I heard this song on the radio and it made me a little misty. And it’s because of the video. The video opens up with Afeni talking about nearly having Tupac in jail – she was part of the Panther 21, look them up – and how she managed to get out of jail right before birthing Tupac. The video takes you through their ups and downs, life and times, made even more amazing because Tupac was in jail at the time the song was released. It STILL managed to resonate soundly despite him not even being in the video to express his love for her. She’s featured throughout, looking at pictures and doing that thing that mothers do when they’re proud of you.
There’s a scene at 1:27 where she’s watching the “I Get Around” video and she kind of cocks her head to the side with a smile in one of those, “look at this boy with his shirt off, but that’s my boy” looks. Because she was so prominently featured, and because to know Tupac was to know that his mother was Afeni and to know what he came from, placed her front and center in hip-hop. After the death of Biggie, we all came to know Voletta Wallace, but something about the legacy of Tupac loomed larger. She, as the gatekeeper of what felt like an endless supply of music and footage, managed to try to do as much as humanly possible to keep her son’s legacy alive and respected, even going so far as to open the Tupac Amaru Shakur Center for the Arts in Stone Mountain, Georgia.

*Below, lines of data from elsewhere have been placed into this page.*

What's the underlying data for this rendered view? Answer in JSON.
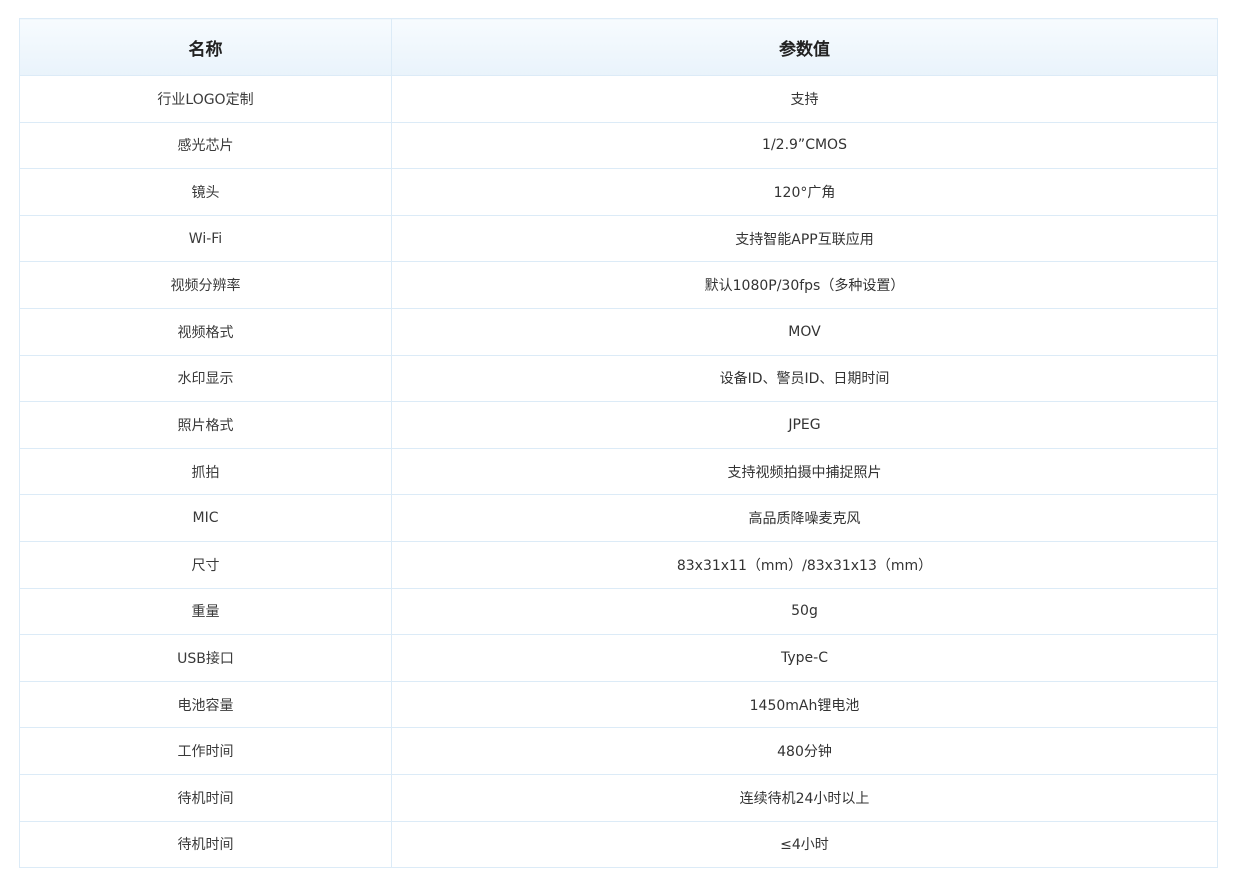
{
  "table": {
    "headers": [
      "名称",
      "参数值"
    ],
    "rows": [
      [
        "行业LOGO定制",
        "支持"
      ],
      [
        "感光芯片",
        "1/2.9”CMOS"
      ],
      [
        "镜头",
        "120°广角"
      ],
      [
        "Wi-Fi",
        "支持智能APP互联应用"
      ],
      [
        "视频分辨率",
        "默认1080P/30fps（多种设置）"
      ],
      [
        "视频格式",
        "MOV"
      ],
      [
        "水印显示",
        "设备ID、警员ID、日期时间"
      ],
      [
        "照片格式",
        "JPEG"
      ],
      [
        "抓拍",
        "支持视频拍摄中捕捉照片"
      ],
      [
        "MIC",
        "高品质降噪麦克风"
      ],
      [
        "尺寸",
        "83x31x11（mm）/83x31x13（mm）"
      ],
      [
        "重量",
        "50g"
      ],
      [
        "USB接口",
        "Type-C"
      ],
      [
        "电池容量",
        "1450mAh锂电池"
      ],
      [
        "工作时间",
        "480分钟"
      ],
      [
        "待机时间",
        "连续待机24小时以上"
      ],
      [
        "待机时间",
        "≤4小时"
      ]
    ]
  }
}
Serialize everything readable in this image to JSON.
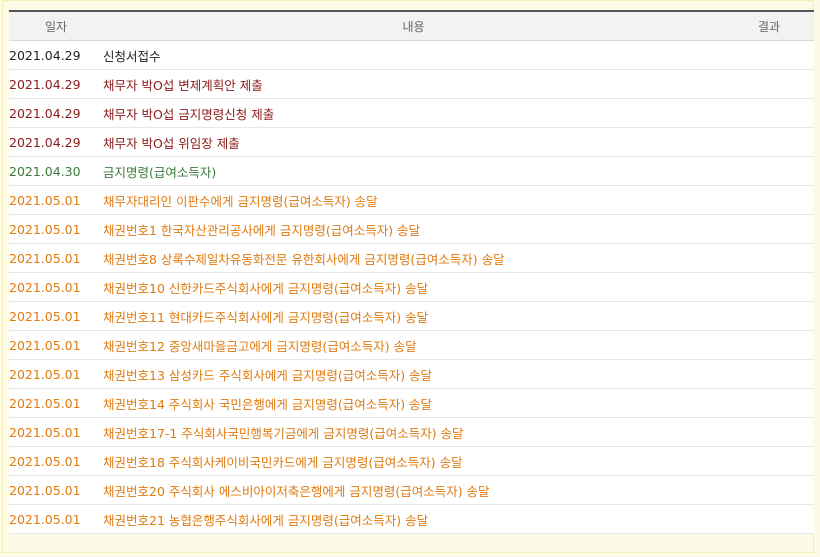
{
  "table": {
    "headers": {
      "date": "일자",
      "content": "내용",
      "result": "결과"
    },
    "colors": {
      "black": "#222222",
      "darkred": "#8b1a1a",
      "green": "#3a7d3a",
      "orange": "#e07b10"
    },
    "rows": [
      {
        "date": "2021.04.29",
        "content": "신청서접수",
        "result": "",
        "color": "black"
      },
      {
        "date": "2021.04.29",
        "content": "채무자 박O섭 변제계획안 제출",
        "result": "",
        "color": "darkred"
      },
      {
        "date": "2021.04.29",
        "content": "채무자 박O섭 금지명령신청 제출",
        "result": "",
        "color": "darkred"
      },
      {
        "date": "2021.04.29",
        "content": "채무자 박O섭 위임장 제출",
        "result": "",
        "color": "darkred"
      },
      {
        "date": "2021.04.30",
        "content": "금지명령(급여소득자)",
        "result": "",
        "color": "green"
      },
      {
        "date": "2021.05.01",
        "content": "채무자대리인 이판수에게 금지명령(급여소득자) 송달",
        "result": "",
        "color": "orange"
      },
      {
        "date": "2021.05.01",
        "content": "채권번호1 한국자산관리공사에게 금지명령(급여소득자) 송달",
        "result": "",
        "color": "orange"
      },
      {
        "date": "2021.05.01",
        "content": "채권번호8 상록수제일차유동화전문 유한회사에게 금지명령(급여소득자) 송달",
        "result": "",
        "color": "orange"
      },
      {
        "date": "2021.05.01",
        "content": "채권번호10 신한카드주식회사에게 금지명령(급여소득자) 송달",
        "result": "",
        "color": "orange"
      },
      {
        "date": "2021.05.01",
        "content": "채권번호11 현대카드주식회사에게 금지명령(급여소득자) 송달",
        "result": "",
        "color": "orange"
      },
      {
        "date": "2021.05.01",
        "content": "채권번호12 중앙새마을금고에게 금지명령(급여소득자) 송달",
        "result": "",
        "color": "orange"
      },
      {
        "date": "2021.05.01",
        "content": "채권번호13 삼성카드 주식회사에게 금지명령(급여소득자) 송달",
        "result": "",
        "color": "orange"
      },
      {
        "date": "2021.05.01",
        "content": "채권번호14 주식회사 국민은행에게 금지명령(급여소득자) 송달",
        "result": "",
        "color": "orange"
      },
      {
        "date": "2021.05.01",
        "content": "채권번호17-1 주식회사국민행복기금에게 금지명령(급여소득자) 송달",
        "result": "",
        "color": "orange"
      },
      {
        "date": "2021.05.01",
        "content": "채권번호18 주식회사케이비국민카드에게 금지명령(급여소득자) 송달",
        "result": "",
        "color": "orange"
      },
      {
        "date": "2021.05.01",
        "content": "채권번호20 주식회사 에스비아이저축은행에게 금지명령(급여소득자) 송달",
        "result": "",
        "color": "orange"
      },
      {
        "date": "2021.05.01",
        "content": "채권번호21 농협은행주식회사에게 금지명령(급여소득자) 송달",
        "result": "",
        "color": "orange"
      }
    ]
  }
}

Afeni was Tupac’s mother, but she kind of held this interesting slot as a “hip-hop” mother even if her role was very far into the background, or a far back as you can be being the mother of one of the greatest icons of hip-hop.
And because she was so prominent in that role, it saddened me greatly to hear that she passed. Watching “Dear Mama” and realizing, now, that this is a song from a young man who would die a year after it’s release, to his now deceased mother, two people whose presence was felt by the entire community, even though he passed away 20 years ago. Afeni made sure that her son would never die in vain, and now that she’s gone, one can only hope that the estate does as good a job at preserving his legacy as she’s done.
Rest in power, Afeni Shakur. In the words that I will always associate with you, “you are appreciated.”